The ship does not yet have the widened flight deck forward with this tower configuration and unlike the 1936 version available separately, does not have a venturi (wind deflector) forward of the Pilot House.
- fully assembled
- accurately dimensioned from US Navy Booklet of General Plans drawings
- detail locations confirmed by careful study of photographs of the actual ship
- proper asymmetrical deck shapes for Saratoga (Lexington's were shaped differently)
- accurate splinter shield shapes for 1933-1935 (Lexington's were shaped differently)
- enlarged Flag Plotting Station (above Pilot House), unique to Saratoga
- accurate fighting tops, including the aft top on the funnel, both with open windows
- upper top Fire Control Station (the large uppermost platform on top the tripod) includes supporting structural framing with lightening holes, subtle locator disks for rangefinders (not included) and splinter shielding of a slightly different shape than Lexington's
- open A/T doors, ready for your favorite photoetch
- open portholes (airports) properly sized and located
- detailed interior barbette and associated bulkheads with open scuttles
- heavy structural supports included
- light structural supports, railings and ladders omitted, ready for your favorite photoetch
"[In January, 1933, b]efore Fleet Problem XIV began the following month, the Army and the Navy conducted a joint exercise simulating a carrier attack on Hawaii. Lexington and Saratoga successfully attacked Pearl Harbor at dawn on 31 January without being detected. During the actual fleet problem, the ship successfully attacked targets in and around Los Angeles and San Francisco although she was damaged by opposing ships during the latter attack.

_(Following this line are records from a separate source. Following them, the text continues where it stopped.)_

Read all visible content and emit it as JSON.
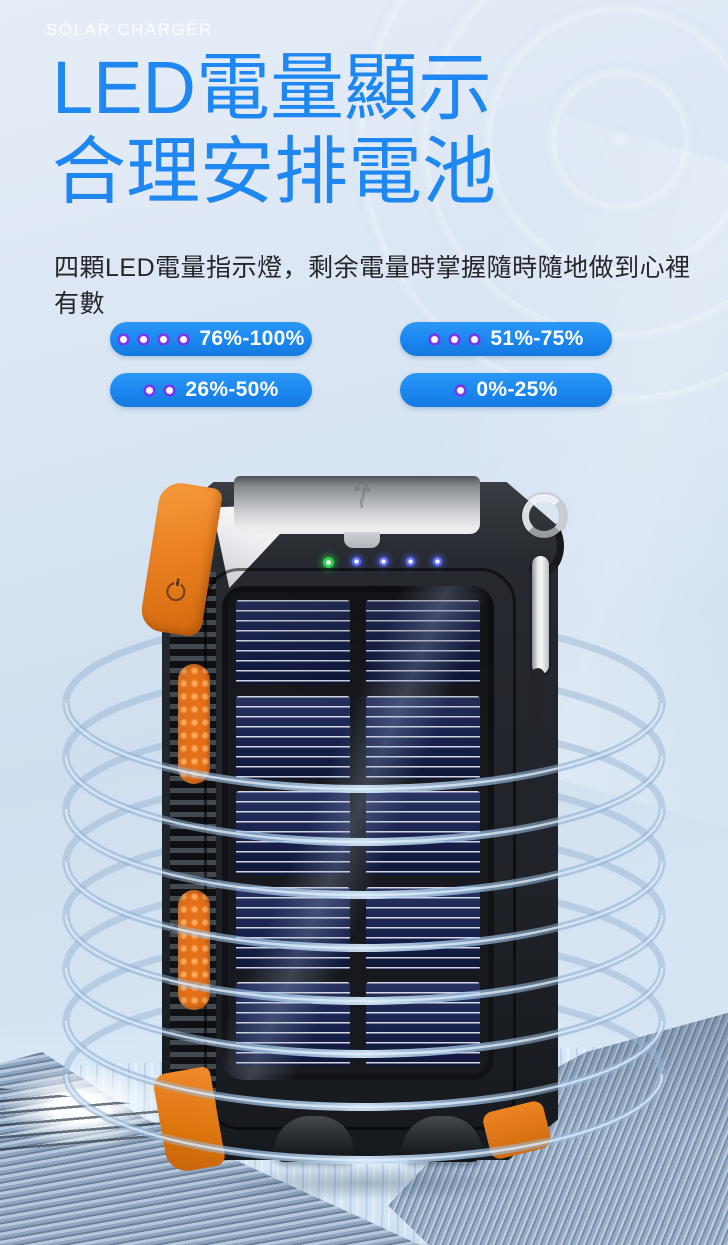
{
  "page": {
    "eyebrow": "SOLAR CHARGER",
    "title_line1": "LED電量顯示",
    "title_line2": "合理安排電池",
    "description": "四顆LED電量指示燈，剩余電量時掌握隨時隨地做到心裡有數"
  },
  "battery_badges": [
    {
      "label": "76%-100%",
      "led_count": 4
    },
    {
      "label": "51%-75%",
      "led_count": 3
    },
    {
      "label": "26%-50%",
      "led_count": 2
    },
    {
      "label": "0%-25%",
      "led_count": 1
    }
  ],
  "product": {
    "name": "solar power bank",
    "status_leds": {
      "green_count": 1,
      "blue_count": 4
    }
  },
  "colors": {
    "title_blue": "#1e87f2",
    "badge_blue": "#1a85ee",
    "led_violet": "#7b2ff0",
    "accent_orange": "#ed7c1f",
    "ring_blue": "#8fb4d9"
  }
}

"Scenes from the 1933 Joe E. Brown film comedy Son of a Sailor were filmed aboard Saratoga and featured flight deck musters of the ships' company.
"Fleet Problem XV returned to the Gulf of Panama and the Caribbean in April–May 1934; the participating ships of the Pacific Fleet remained in the Caribbean and off the East Coast for more training and maneuvers until they returned to their home bases in November. Captain Kenneth Whiting relieved Zogbaum on 12 June, after the conclusion of the fleet problem."